Experimental Study of the Pressure Waves inside a Railway Tunnel during a Passage of a High-Speed Train

Kurzfassung

During the entry of a high-speed train into a tunnel, pressure waves are generated, which increases the loads on the structure of the train and the tunnel and on the equipment inside the tunnel. Furthermore, the instantaneous pressure changes can cause discomfort of the train's passengers. Further, if the tunnel walls are smooth and there is no ballast bed, the compression wave generated due to the train's nose entry can steepen and results in the so-called tunnel-boom at the opposite end of the tunnel.

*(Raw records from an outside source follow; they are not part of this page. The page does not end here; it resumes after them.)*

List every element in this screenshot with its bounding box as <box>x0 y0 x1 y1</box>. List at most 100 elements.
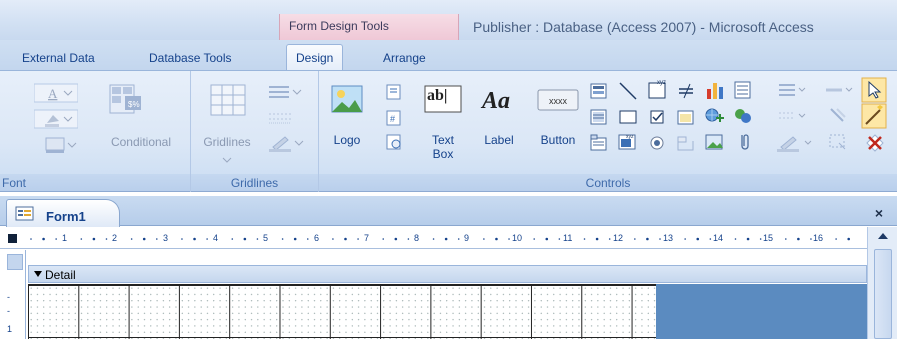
select-all-icon[interactable] <box>827 131 849 153</box>
vertical-ruler-number: 1 <box>7 324 13 334</box>
ruler-tick <box>231 238 234 240</box>
font-color-icon[interactable]: A <box>33 83 79 103</box>
scroll-up-arrow-icon[interactable] <box>878 233 888 239</box>
image-icon[interactable] <box>704 131 726 153</box>
border-width-icon[interactable] <box>824 81 854 99</box>
gridlines-group-label: Gridlines <box>191 174 318 191</box>
set-control-defaults-icon[interactable] <box>827 105 849 127</box>
unbound-object-frame-icon[interactable] <box>676 107 696 127</box>
page-numbers-icon[interactable]: # <box>385 109 403 127</box>
svg-text:$%: $% <box>128 100 140 109</box>
insert-hyperlink-icon[interactable] <box>704 105 726 127</box>
subform-in-new-window-icon[interactable] <box>732 105 754 127</box>
date-time-icon[interactable] <box>385 133 403 151</box>
ruler-tick <box>495 237 498 241</box>
ruler-tick <box>545 237 549 241</box>
label-button-label[interactable]: Label <box>479 133 519 147</box>
rectangle-icon[interactable] <box>618 107 638 127</box>
ruler-tick <box>847 237 850 241</box>
form-background-area <box>656 284 867 339</box>
attachment-icon[interactable] <box>732 131 754 153</box>
combo-box-icon[interactable] <box>589 81 609 101</box>
ruler-tick <box>646 237 649 241</box>
app-title: Publisher : Database (Access 2007) - Mic… <box>473 19 814 35</box>
logo-icon[interactable] <box>329 81 365 117</box>
ruler-number: 3 <box>163 233 169 243</box>
form-selector[interactable] <box>8 234 17 243</box>
logo-button-label[interactable]: Logo <box>324 133 370 147</box>
document-tab-form1[interactable]: Form1 <box>6 199 120 227</box>
detail-section-header[interactable]: Detail <box>28 265 867 283</box>
close-document-icon[interactable]: × <box>875 205 883 221</box>
chart-icon[interactable] <box>704 79 726 101</box>
ruler-number: 9 <box>464 233 470 243</box>
line-type-dropdown-icon[interactable] <box>777 107 807 125</box>
line-color-pen-icon[interactable] <box>267 133 305 153</box>
tab-design[interactable]: Design <box>286 44 344 71</box>
ruler-tick <box>130 238 133 240</box>
line-color-icon[interactable] <box>44 135 80 155</box>
tab-control-icon[interactable] <box>589 133 609 153</box>
button-button-label[interactable]: Button <box>533 133 583 147</box>
line-color-dropdown-icon[interactable] <box>775 133 815 153</box>
line-thickness-icon[interactable] <box>267 83 303 101</box>
ruler-tick <box>746 237 750 241</box>
scroll-thumb[interactable] <box>874 249 892 339</box>
ruler-tick <box>80 238 83 240</box>
ruler-tick <box>659 238 661 240</box>
text-box-label-line1[interactable]: Text <box>423 133 463 147</box>
ruler-number: 4 <box>213 233 219 243</box>
vertical-ruler-tick: - <box>7 306 10 316</box>
gridlines-icon[interactable] <box>209 83 249 119</box>
select-pointer-icon[interactable] <box>861 77 887 103</box>
ruler-number: 2 <box>112 233 118 243</box>
ruler-tick <box>709 238 712 240</box>
option-button-icon[interactable] <box>648 133 668 153</box>
form-design-grid[interactable] <box>28 284 656 339</box>
section-selector[interactable] <box>7 254 23 270</box>
ruler-number: 14 <box>713 233 724 243</box>
document-tab-title: Form1 <box>46 209 86 224</box>
ruler-number: 13 <box>663 233 674 243</box>
ruler-tick <box>608 238 611 240</box>
ruler-tick <box>193 237 196 241</box>
use-control-wizards-icon[interactable] <box>861 103 887 129</box>
svg-text:xyz: xyz <box>626 134 634 140</box>
list-box-icon[interactable] <box>732 79 754 101</box>
toggle-button-icon[interactable]: xyz <box>646 77 670 101</box>
vertical-scrollbar[interactable] <box>867 227 897 339</box>
check-box-icon[interactable] <box>648 107 668 127</box>
ruler-tick <box>344 237 347 241</box>
activex-controls-icon[interactable] <box>863 131 887 153</box>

To ensure a safe and comfortable tunnel passage modern high-speed trains are sealed, which involves extra weight and therefore a higher energy consumption of the train. Furthermore, the train velocity is reduced during the tunnel passage. In the near future, trains are meant to be faster and have double-deck waggons with a large cross-sectional area. Additionally, tunnels will be single-track and double-tube tunnels and will have a small cross-sectional area for each tube. Because of these developments, this pressure-wave issues must be solved by developing a system to damp these pressure waves. To study the pressure waves in model scale, experiments were done in the tunnel-simulation facility Göttingen (TSG), which is a moving-model rig and was built in 2010. The train used is a model of the German high-speed train ICE3 in the scale 1:25 and the tunnel has a length of 10m. It can be equipped with an extended portal, which is meant to have an influence on the first compression wave. The train velocity varied from 37m/s to 46m/s and the pressure inside the tunnel was measured with piezoresistive pressure transducers. Additionally, high-speed particle image velocimetry (high-speed PIV) was used to study the flow field around the train's nose and inside the tunnel portal. The results of the tests with and without tunnel hood show, that the shape of the hood has a big influence on the slope of the pressure. By adjusting number and size of the vents of the hood, the pressure gradient, which is the important factor for the pressure-depending problems, can be reduced by about 45%. The results achieved with the new facility show a high repeatability and reproducibility. The investigation of train-tunnel interaction is more realistic than in conventional wind tunnels. Additional to the pressure changes inside a tunnel, forces on trackside objects induced by a passing train can be studied.